Im Fokus: Riech- & Schmeckstörungen

11.10.2021 | Politik

1 Epidemiologie

Rund 20 Prozent der Bevölkerung im jüngeren und mittleren Lebensalter sowie 25 Prozent im höheren Lebensalter leiden an Hyposmie. Männer sind häufiger, Frauen später betroffen. Bei Schmeckstörungen (Dysgeusie) liegt die Inzidenz zwischen zwei und fünf Prozent. Am häufigsten sind qualitative Schmeckstörungen mit 34 Prozent.

2 Ursachen & Diagnose

Schädel-Hirn-Traumen und Infektionen sind die häufigsten Ursachen. Ebenso können sinunasale Erkrankungen und die Exposition gegenüber toxischen Substanzen, Operationen, Bestrahlungen, Arzneimittel oder das Burning-Mouth-Syndrom (BMS) zu Riech-/Schmeckstörungen führen. Für die Evaluierung des Schmeckvermögens kommt vor allem die Drei-Tropfen-Methode zum Einsatz, mit der die Erkennung von ‚süß‘, ‚sauer‘, ‚salzig‘ und ‚bitter‘ bestimmt wird. Riechstörungen werden primär mit dem Sniffin’Sticks-Test (mit Geruchsstoffen befüllte Filzstifte) diagnostiziert.

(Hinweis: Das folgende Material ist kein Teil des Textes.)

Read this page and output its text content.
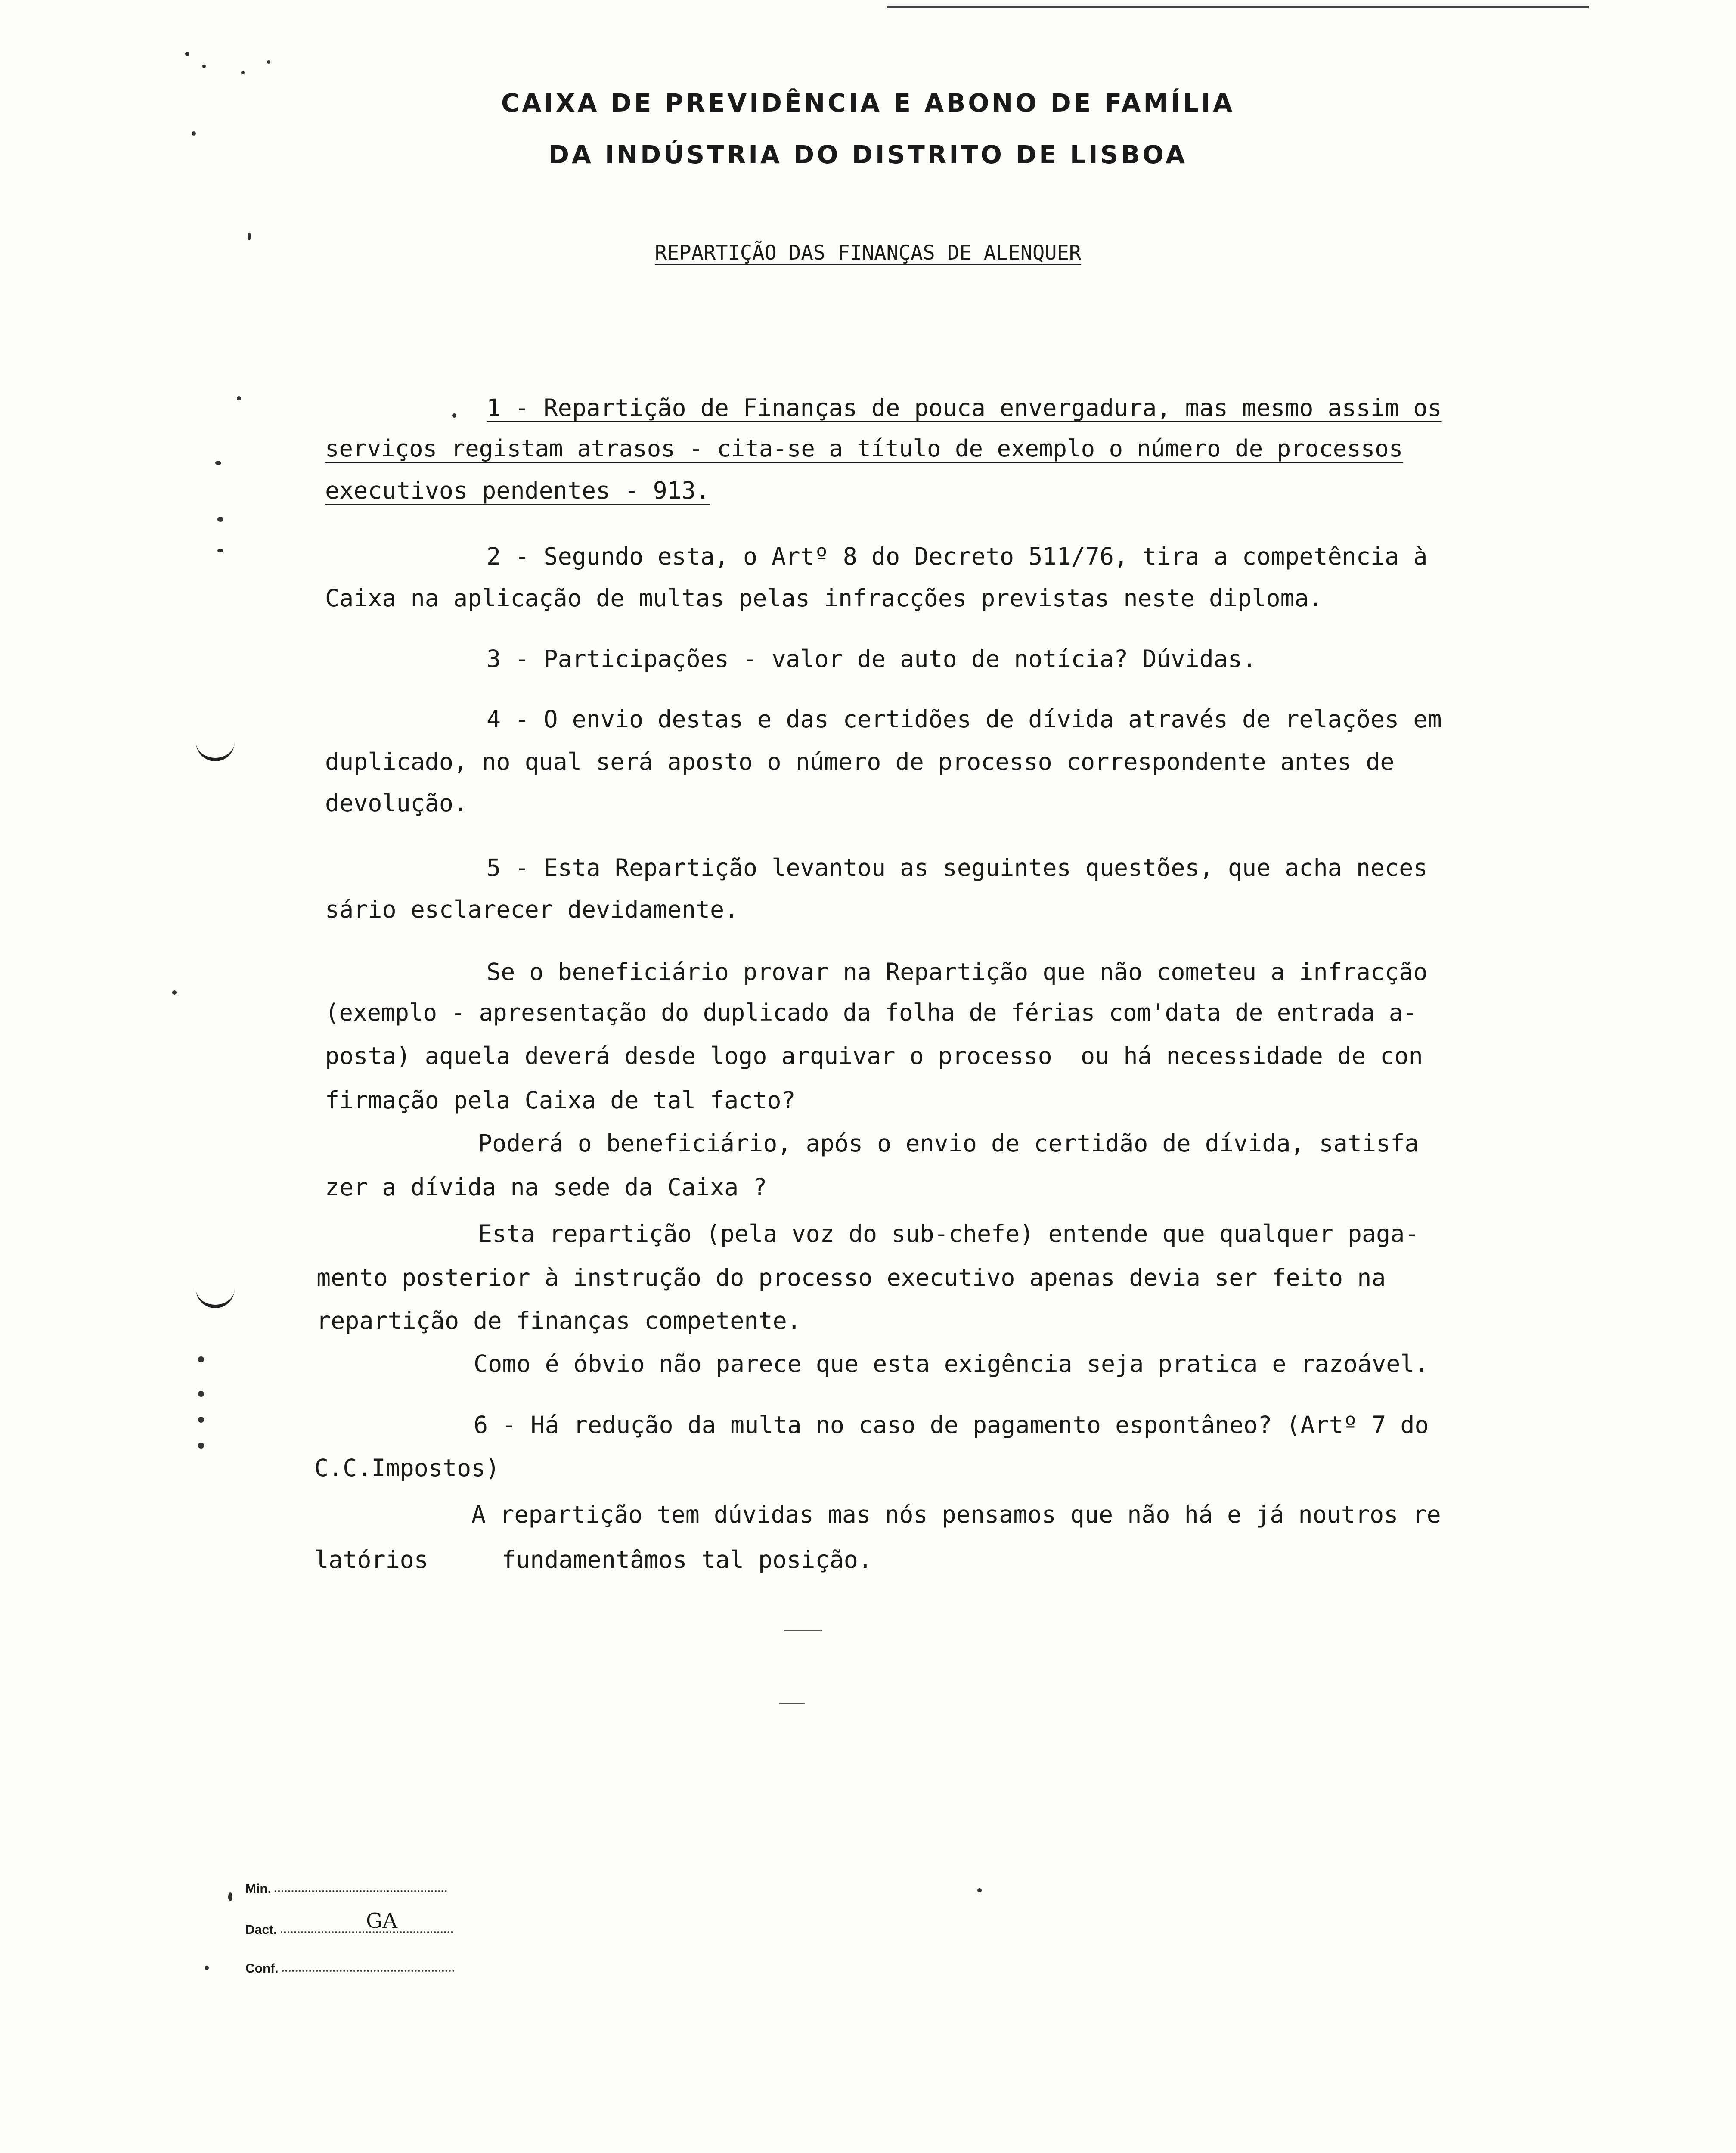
CAIXA DE PREVIDÊNCIA E ABONO DE FAMÍLIA
DA INDÚSTRIA DO DISTRITO DE LISBOA
REPARTIÇÃO DAS FINANÇAS DE ALENQUER
1 - Repartição de Finanças de pouca envergadura, mas mesmo assim os
serviços registam atrasos - cita-se a título de exemplo o número de processos
executivos pendentes - 913.
2 - Segundo esta, o Artº 8 do Decreto 511/76, tira a competência à
Caixa na aplicação de multas pelas infracções previstas neste diploma.
3 - Participações - valor de auto de notícia? Dúvidas.
4 - O envio destas e das certidões de dívida através de relações em
duplicado, no qual será aposto o número de processo correspondente antes de
devolução.
5 - Esta Repartição levantou as seguintes questões, que acha neces
sário esclarecer devidamente.
Se o beneficiário provar na Repartição que não cometeu a infracção
(exemplo - apresentação do duplicado da folha de férias com'data de entrada a-
posta) aquela deverá desde logo arquivar o processo  ou há necessidade de con
firmação pela Caixa de tal facto?
Poderá o beneficiário, após o envio de certidão de dívida, satisfa
zer a dívida na sede da Caixa ?
Esta repartição (pela voz do sub-chefe) entende que qualquer paga-
mento posterior à instrução do processo executivo apenas devia ser feito na
repartição de finanças competente.
Como é óbvio não parece que esta exigência seja pratica e razoável.
6 - Há redução da multa no caso de pagamento espontâneo? (Artº 7 do
C.C.Impostos)
A repartição tem dúvidas mas nós pensamos que não há e já noutros re
latórios	fundamentâmos tal posição.
Min.
Dact.	GA
Conf.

3 Riechstörung & Parkinson

Riechstörungen treten als Frühsymptom des idiopathischen Parkinson-Syndroms (95 Prozent) und der Alzheimer-Demenz auf. Dieser oft unbemerkte progredient auftretende Verlust geht den motorischen Symptomen ungefähr vier bis sechs Jahre voraus. Treten gleichzeitig depressive Symptome auf, kann die olfaktorische Störung auf ein beginnendes Parkinson-Syndrom hinweisen. Auch die Lewy-Body-Demenz geht mit schwerwiegenden Riechstörungen einher.

4 Bioelektrische Nase

In Tierversuchen konnten Ratten mit einer bioelektrischen Nase in Tests zwischen Geruchsqualitäten unterscheiden; allerdings hatten sie Schwierigkeiten mit Duftgemischen und Duftkonzentrationen. Bioelektrische Nasen sind ergänzend zum Riechtraining, zu medikamentösen Therapien und der transkraniellen Magnetstimulation mit direkter elektrischer Stimulation des Bulbus olfactorius, der Transplantation von Riechschleimhaut oder Stammzellen weitere therapeutische Optionen der Zukunft.

5 SARS-CoV-2 & Geruchssinn

Etwas mehr als 40 Prozent der COVID-19-Patienten weisen eine Veränderung des Geruchs- oder Geschmackssinns auf. Nach etwa sechs Monaten sind mehr als 90 Prozent geheilt. Vermutlich befällt das Corona-Virus das Geruchssystem direkt und die Neuronen des Geruchsystems sterben ab. Beschleunigen lässt sich die Restitution des Geruchssinns durch Übungen mit Duftnoten wie Rose, Zitrone, Eukalyptus und Gewürznelke. Betroffene sollten täglich morgens und abends je eine halbe Minute an diesen Düften schnuppern.